= William Wright (physician) =

William Wright (July 2, 1827 – 1908) was a Canadian physician, academic and Anglican curate. He is considered to be Canada's first black medical doctor.

==Early life==
Wright was born in Quebec City on July 2, 1827, to William Wright, a clerk born in Nova Scotia and British-born Mary Blake. He was the grandson of Joseph Wright who served in the Black drummers of the 29th (Worcestershire) Regiment of Foot.

==Medical and academic career==
On May 2, 1843, Wright began to study medicine with an apprenticeship under Dr. James Crawford. He graduated on May 5, 1848, at the age of 20.

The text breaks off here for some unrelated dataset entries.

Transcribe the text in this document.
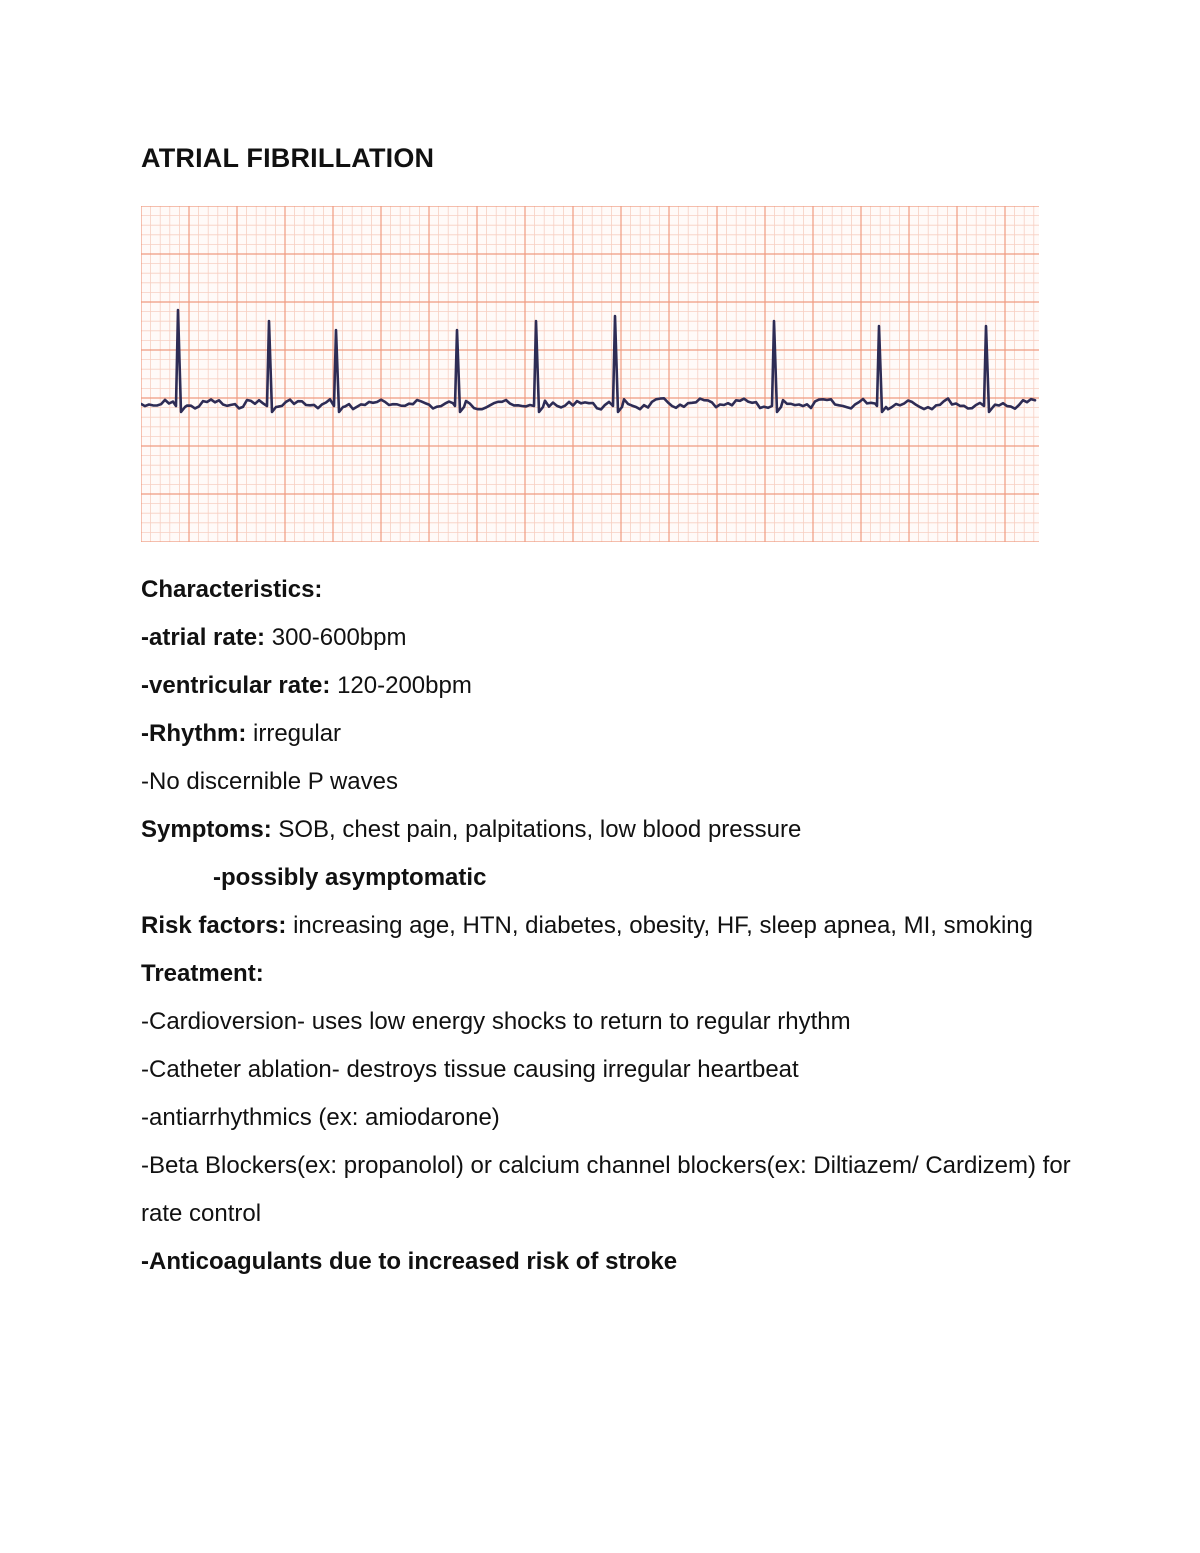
ATRIAL FIBRILLATION
Characteristics:
-atrial rate: 300-600bpm
-ventricular rate: 120-200bpm
-Rhythm: irregular
-No discernible P waves
Symptoms: SOB, chest pain, palpitations, low blood pressure
-possibly asymptomatic
Risk factors: increasing age, HTN, diabetes, obesity, HF, sleep apnea, MI, smoking
Treatment:
-Cardioversion- uses low energy shocks to return to regular rhythm
-Catheter ablation- destroys tissue causing irregular heartbeat
-antiarrhythmics (ex: amiodarone)
-Beta Blockers(ex: propanolol) or calcium channel blockers(ex: Diltiazem/ Cardizem) for rate control
-Anticoagulants due to increased risk of stroke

In 1850, Wright began to teach anatomy and later pharmacology at the McGill University Faculty of Medicine, which he would do for 33 years. Wright served as a surgeon and obstetrician, and later served as the chair of the department of pharmacology. In 1882, Wright's students complained he was not keeping up to date on the latest advances in medicine and threatened boycotted his classes, resulting in him being forced resign from the school in 1883. While there is no specific evidence that his forced departure was related to his race, it followed the pattern of similar events that resulted in the departures of African American faculty and academic staff in the United States in the aftermath of the American Civil War.

==Religious life==
In 1864, Wright was ordained as a deacon by Right Reverend Francis Fulford, Anglican Bishop of Montreal. He became the first curate of St. James the Apostle Anglican Church in Montreal. On May 28, 1871, Bishop Ashton Oxenden ordained Wright as a priest at St. Stephen's Anglican Church in Lachine and served for one year as rector. From 1875 to 1908 he served as an honorary assistant at the Church of St. John the Evangelist in Montreal. Following his death, a stained glass window at St. John the Evangelist was dedicated in his honour by fellow physician and William Osler and the rector, Reverend Edmund Wood.

==Personal life==
Wright married Margaret Mason Harbeson of Quebec in Sillery, Quebec on September 3, 1864. They had two sons, both of whom also became Anglican clergy.